The Fourth of July is this week, and the thoughts of all who love this country in spite of its faults turn toward a nagging but rarely discussed problem: the failure of rock and roll, in the course of its 45-some-year history, to produce a single decent, unironic patriotic song. (I fully realize that by expecting to find, within the culturati who make up this column's readership, a hard core of patriots, I may be slicing my demographic pie too thinly.)

There is no parallel problem in other American pop music genres. R&B has James Brown's "Living in America"--I don't know what the song's about, but neither does anyone else, so if it's a veiled critique, well, it was still good enough for Bill Clinton's last campaign. Lee Greenwood's great 1984 country anthem "God Bless the U.S.A." (you know, "I'm proud to be an American/Where at least I know I'm free/And I'd gladly thank the men who died/Who gave that right to me..." or something like that) gets firmly stuck in my head around this time every year. The lyrics' Cold War linkage of patriotism with anti-communism and worship of the military is uninspired, but that swelling melody--a perfect accompaniment to fireworks--gets me every time.

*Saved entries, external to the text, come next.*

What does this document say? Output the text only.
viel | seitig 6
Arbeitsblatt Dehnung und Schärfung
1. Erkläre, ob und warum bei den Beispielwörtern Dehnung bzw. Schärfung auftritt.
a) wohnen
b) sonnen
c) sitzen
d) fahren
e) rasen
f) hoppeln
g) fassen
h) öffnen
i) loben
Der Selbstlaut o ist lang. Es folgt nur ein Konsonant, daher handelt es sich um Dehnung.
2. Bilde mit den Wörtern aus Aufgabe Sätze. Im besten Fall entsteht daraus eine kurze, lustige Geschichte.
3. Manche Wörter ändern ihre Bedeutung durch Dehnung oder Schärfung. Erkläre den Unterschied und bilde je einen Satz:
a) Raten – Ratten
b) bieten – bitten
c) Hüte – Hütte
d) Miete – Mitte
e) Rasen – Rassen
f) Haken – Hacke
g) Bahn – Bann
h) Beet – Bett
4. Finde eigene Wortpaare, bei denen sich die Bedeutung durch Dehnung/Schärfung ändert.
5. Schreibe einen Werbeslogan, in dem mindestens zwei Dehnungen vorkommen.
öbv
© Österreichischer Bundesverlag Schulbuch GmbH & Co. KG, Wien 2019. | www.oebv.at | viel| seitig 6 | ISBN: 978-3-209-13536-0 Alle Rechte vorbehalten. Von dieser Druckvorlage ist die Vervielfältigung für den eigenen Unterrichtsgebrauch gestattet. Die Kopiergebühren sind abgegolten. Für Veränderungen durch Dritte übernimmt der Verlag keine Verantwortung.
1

What does rock offer to compete with these tunes? Worn patriotic choruses set against verses that evoke poverty or other forms of misery to create ironic juxtapositions. Example: Bruce Springsteen's "Born in the U.S.A.," a bitter song about a guy whose patriotism has been rewarded by him getting screwed in absolutely every orifice; contrast with Merle Haggard's "The Fighting Side of Me": Haggard's patriotism isn't as blindly celebratory as Greenwood's, but he'd probably trade a few words (if not punches) with the embittered loser from Springsteen's song.

John Mellencamp, who is to Springsteen as Springsteen was to Bob Dylan, works a similar trick in a more subtle fashion in "Pink Houses," which lovingly portrays a poor but happy elderly black couple while suggesting that their country is failing them--the "interstate running through his front yard," the ignorant capitalist victors elsewhere who "go to work in some highrise and vacation in the Gulf of Mexico." I can't read the "Ain't that America/Home of the free" chorus as anything but sly use of cliché.

What would a patriotic rock song sound like? Would it be scary, like Prince's undoubtedly sincere "America," where the verses threaten unpatriotic types with communism or nuclear annihilation? Or would it have to have three hedges for every patriotic sentiment, like David Byrne's lyrics from "Miss America" ("I love America/Her secret's safe with me/And I know her wicked ways/The parts you never see")? Could there be one song where the celebration is neither tinged with fear or disgust? Or is that just the basic form of American patriotism in its expressed state?


Seattle has its share of strange arts awards (such as the one sponsored by the Bagley Wright Fund and meant for Seattle artists, which keeps getting awarded to mid-to-late career artists like Merce Cunningham and Mark Morris, who haven't lived in Seattle for decades), but the newly announced Artist Trust "Award for Lifetime Artistic Achievement" is a particular gem. Funded by an anonymous donation of $250,000, the award of approximately $10,000 will be given in perpetuity on an annual basis to "a Washington woman visual artist, 60 years of age or older." Talk about thin demographic slices! How many good Washington women visual artists over 60 are there? You give one to Jacob Lawrence's widow, one to Fay Jones, maybe Doris Chase and Elizabeth Sandvig, and then what? If your mom lives in-state, get her to a painting class immediately.